A clear example of this is typified by the US presidential election. In the past, the outcome would be already a certainty – Obama would be re-elected. Only the most abject residents of the White House do not get a second term.

Obama is far from certain to be re-elected – it’s he who will carry the can for the weak US economy.

In ‘normal’ times, Mitt Romney would be a trailing outsider in the polls and the forward-looking markets would be responding with confidence – in other words, this would be a bull market year. This is now not a certainty at all. In the new reality, a win by Romney could spell all sorts of trouble.

For a start, if Romney wins he will have a blank check to slam the fiscal breaks on the US economy. He will have been voted in to do just that – save America from bankruptcy by closing the cash floodgates. He will also be able to blame the blood bath on his predecessor. A Romney win will be awful for the markets at least for the first year or two.
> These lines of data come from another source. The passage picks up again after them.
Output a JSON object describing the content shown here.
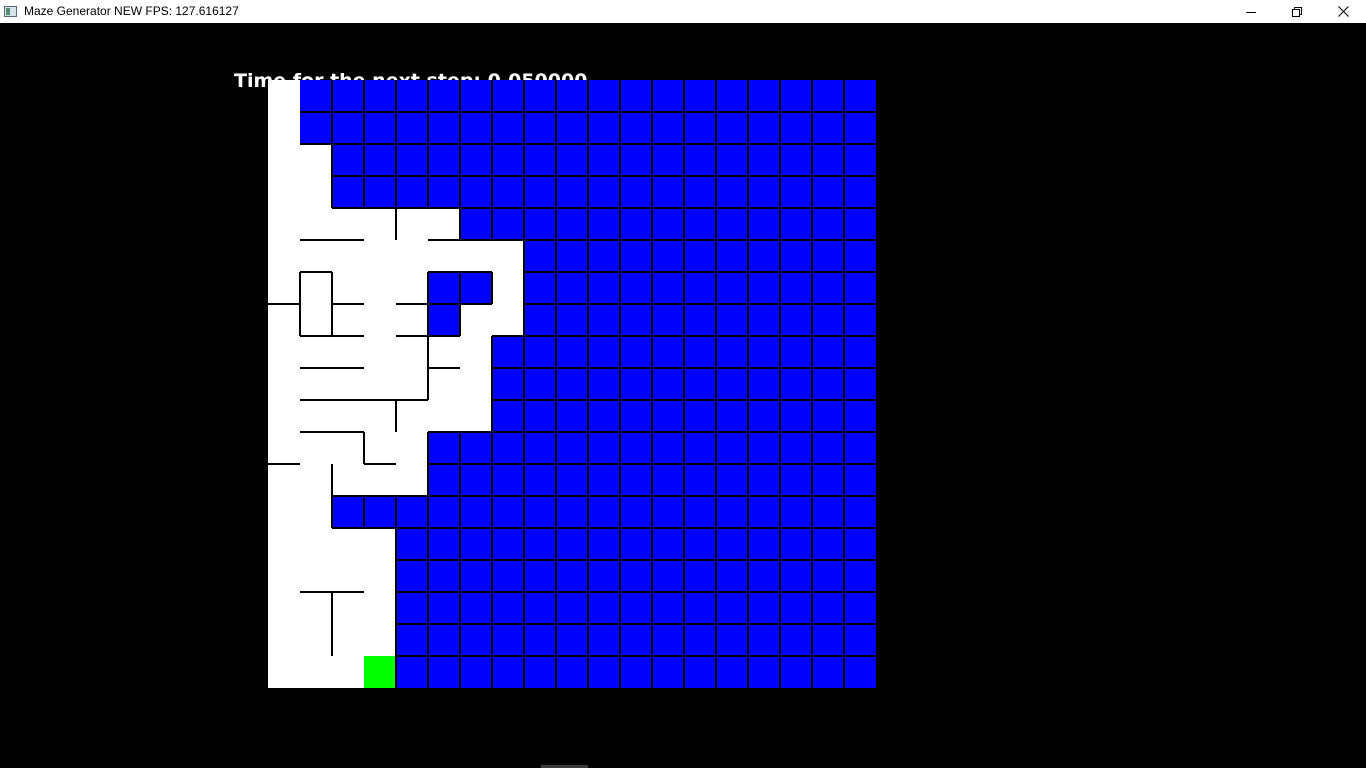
{
  "window": {
    "title": "Maze Generator NEW FPS: 127.616127",
    "icon": "app-window-icon",
    "controls": [
      "minimize-icon",
      "restore-icon",
      "close-icon"
    ]
  },
  "hud": {
    "step_label": "Time for the next step:",
    "step_value": "0.050000"
  },
  "maze": {
    "columns": 19,
    "rows": 19,
    "colors": {
      "visited": "#ffffff",
      "unvisited": "#0000ff",
      "current": "#00ff00",
      "wall": "#000000"
    },
    "current_cell": {
      "row": 18,
      "col": 3
    },
    "visited_cells": [
      [
        0
      ],
      [
        0
      ],
      [
        0,
        1
      ],
      [
        0,
        1
      ],
      [
        0,
        1,
        2,
        3,
        4,
        5
      ],
      [
        0,
        1,
        2,
        3,
        4,
        5,
        6,
        7
      ],
      [
        0,
        1,
        2,
        3,
        4,
        7
      ],
      [
        0,
        1,
        2,
        3,
        4,
        6,
        7
      ],
      [
        0,
        1,
        2,
        3,
        4,
        5,
        6
      ],
      [
        0,
        1,
        2,
        3,
        4,
        5,
        6
      ],
      [
        0,
        1,
        2,
        3,
        4,
        5,
        6
      ],
      [
        0,
        1,
        2,
        3,
        4
      ],
      [
        0,
        1,
        2,
        3,
        4
      ],
      [
        0,
        1
      ],
      [
        0,
        1,
        2,
        3
      ],
      [
        0,
        1,
        2,
        3
      ],
      [
        0,
        1,
        2,
        3
      ],
      [
        0,
        1,
        2,
        3
      ],
      [
        0,
        1,
        2
      ]
    ],
    "open_walls": {
      "right": [
        [
          0,
          0
        ],
        [
          1,
          0
        ],
        [
          2,
          0
        ],
        [
          3,
          0
        ],
        [
          4,
          0
        ],
        [
          4,
          1
        ],
        [
          4,
          2
        ],
        [
          4,
          4
        ],
        [
          5,
          0
        ],
        [
          5,
          1
        ],
        [
          5,
          2
        ],
        [
          5,
          3
        ],
        [
          5,
          4
        ],
        [
          5,
          5
        ],
        [
          5,
          6
        ],
        [
          6,
          2
        ],
        [
          6,
          3
        ],
        [
          7,
          2
        ],
        [
          7,
          3
        ],
        [
          7,
          6
        ],
        [
          8,
          0
        ],
        [
          8,
          1
        ],
        [
          8,
          2
        ],
        [
          8,
          3
        ],
        [
          8,
          5
        ],
        [
          9,
          0
        ],
        [
          9,
          1
        ],
        [
          9,
          2
        ],
        [
          9,
          3
        ],
        [
          9,
          5
        ],
        [
          10,
          0
        ],
        [
          10,
          1
        ],
        [
          10,
          2
        ],
        [
          10,
          4
        ],
        [
          10,
          5
        ],
        [
          11,
          0
        ],
        [
          11,
          1
        ],
        [
          11,
          3
        ],
        [
          12,
          0
        ],
        [
          12,
          2
        ],
        [
          12,
          3
        ],
        [
          13,
          0
        ],
        [
          14,
          0
        ],
        [
          14,
          1
        ],
        [
          14,
          2
        ],
        [
          15,
          0
        ],
        [
          15,
          1
        ],
        [
          15,
          2
        ],
        [
          16,
          0
        ],
        [
          16,
          2
        ],
        [
          17,
          0
        ],
        [
          17,
          2
        ],
        [
          18,
          0
        ],
        [
          18,
          1
        ],
        [
          18,
          2
        ]
      ],
      "bottom": [
        [
          0,
          0
        ],
        [
          1,
          0
        ],
        [
          2,
          0
        ],
        [
          2,
          1
        ],
        [
          3,
          0
        ],
        [
          3,
          1
        ],
        [
          4,
          0
        ],
        [
          4,
          3
        ],
        [
          4,
          4
        ],
        [
          5,
          0
        ],
        [
          5,
          2
        ],
        [
          5,
          3
        ],
        [
          5,
          4
        ],
        [
          5,
          7
        ],
        [
          6,
          1
        ],
        [
          6,
          3
        ],
        [
          6,
          7
        ],
        [
          7,
          0
        ],
        [
          7,
          3
        ],
        [
          7,
          6
        ],
        [
          8,
          0
        ],
        [
          8,
          3
        ],
        [
          8,
          4
        ],
        [
          8,
          6
        ],
        [
          9,
          0
        ],
        [
          9,
          5
        ],
        [
          9,
          6
        ],
        [
          10,
          0
        ],
        [
          10,
          3
        ],
        [
          10,
          4
        ],
        [
          11,
          1
        ],
        [
          11,
          2
        ],
        [
          11,
          4
        ],
        [
          12,
          0
        ],
        [
          12,
          1
        ],
        [
          13,
          0
        ],
        [
          13,
          1
        ],
        [
          14,
          0
        ],
        [
          14,
          1
        ],
        [
          14,
          2
        ],
        [
          14,
          3
        ],
        [
          15,
          0
        ],
        [
          15,
          3
        ],
        [
          16,
          0
        ],
        [
          16,
          1
        ],
        [
          16,
          2
        ],
        [
          16,
          3
        ],
        [
          17,
          0
        ],
        [
          17,
          1
        ],
        [
          17,
          2
        ],
        [
          17,
          3
        ]
      ]
    }
  }
}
With the world economy in intensive care this kind of ‘risk’ is just the sort of thing that can crash the markets, which are, by nature, fragile and volatile, easily manipulated by macro-economic governmental strategies.
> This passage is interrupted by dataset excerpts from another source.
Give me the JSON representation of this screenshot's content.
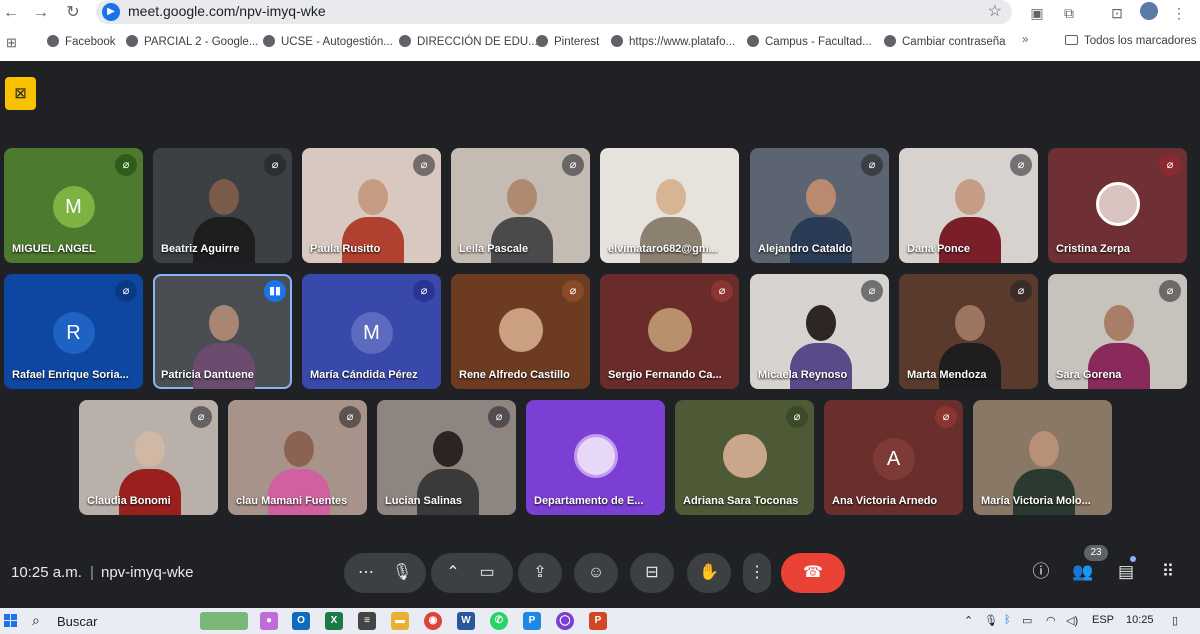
{
  "browser": {
    "url": "meet.google.com/npv-imyq-wke",
    "bookmarks": [
      "Facebook",
      "PARCIAL 2 - Google...",
      "UCSE - Autogestión...",
      "DIRECCIÓN DE EDU...",
      "Pinterest",
      "https://www.platafo...",
      "Campus - Facultad...",
      "Cambiar contraseña"
    ],
    "overflow": "»",
    "all_bookmarks": "Todos los marcadores"
  },
  "participants": [
    {
      "name": "MIGUEL ANGEL",
      "initial": "M"
    },
    {
      "name": "Beatriz Aguirre"
    },
    {
      "name": "Paula Rusitto"
    },
    {
      "name": "Leila Pascale"
    },
    {
      "name": "elvimataro682@gm..."
    },
    {
      "name": "Alejandro Cataldo"
    },
    {
      "name": "Dana Ponce"
    },
    {
      "name": "Cristina Zerpa"
    },
    {
      "name": "Rafael Enrique Soria...",
      "initial": "R"
    },
    {
      "name": "Patricia Dantuene"
    },
    {
      "name": "María Cándida Pérez",
      "initial": "M"
    },
    {
      "name": "Rene Alfredo Castillo"
    },
    {
      "name": "Sergio Fernando Ca..."
    },
    {
      "name": "Micaela Reynoso"
    },
    {
      "name": "Marta Mendoza"
    },
    {
      "name": "Sara Gorena"
    },
    {
      "name": "Claudia Bonomi"
    },
    {
      "name": "clau Mamani Fuentes"
    },
    {
      "name": "Lucian Salinas"
    },
    {
      "name": "Departamento de E..."
    },
    {
      "name": "Adriana Sara Toconas"
    },
    {
      "name": "Ana Victoria Arnedo",
      "initial": "A"
    },
    {
      "name": "María Victoria Molo..."
    }
  ],
  "meeting": {
    "time": "10:25 a.m.",
    "separator": "|",
    "code": "npv-imyq-wke",
    "people_count": "23"
  },
  "taskbar": {
    "search_placeholder": "Buscar",
    "language": "ESP",
    "time": "10:25"
  },
  "colors": {
    "meet_bg": "#202124",
    "end_call": "#ea4335",
    "speaking": "#1a73e8"
  }
}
The flailing world economy remains a long way from true recovery. The French and US elections will help ascertain how far.

The elections in France kicked off at the end of April. If Francois Hollande is elected – seemingly a near certainty according to polls –  it does not bode well for those who see the euro as a stable currency. A socialist government apparently prepared to make its population, rather than global markets, fund its budget deficit conjures up scenarios that beggar belief.

Meanwhile, if Obama follows other world leaders dragged by the electorate into retirement, how will the Republicans respond to the challenge of reining in a runaway profligate country? Not only is the US government budget out of control, so is the country’s trade balance.

While the economy might be recovering, the historic levels of the US twin deficits show no sign of moderating to recognisable or sustainable levels. Something has to give. Would a victorious Romney kick the can down the road and risk a single term Presidency or pull the house of straw down, blame Obama and rely on being seen as a rebuilder?

Problems relating to the fiscal and trade balances of the developed world – i.e the key economic issues of the larger crisis – are so titanic that piecemeal solutions seem unlikely. The financial crisis is currently rolling into its 6th year. It is far from the end. Not until the developed world gets its trade and fiscal budgets back in line will it be over; this is a long way off.

This outcome is not in the hands of markets, where it would be allowed to automatically rebalance, instead it is in the hands of governments which have slowed and stifled an economic correction. If governments of the developed world do not move to bring their economies into balance, at some point markets and economies will seize up. We have seen it in Greece and to a lesser extent Ireland, Portugal and Iceland.

To get the world out of financial ‘intensive care’ and back to reality something new has to happen. It seems the electorate is reaching out for something new rather than suffer the interminable agonies of the known.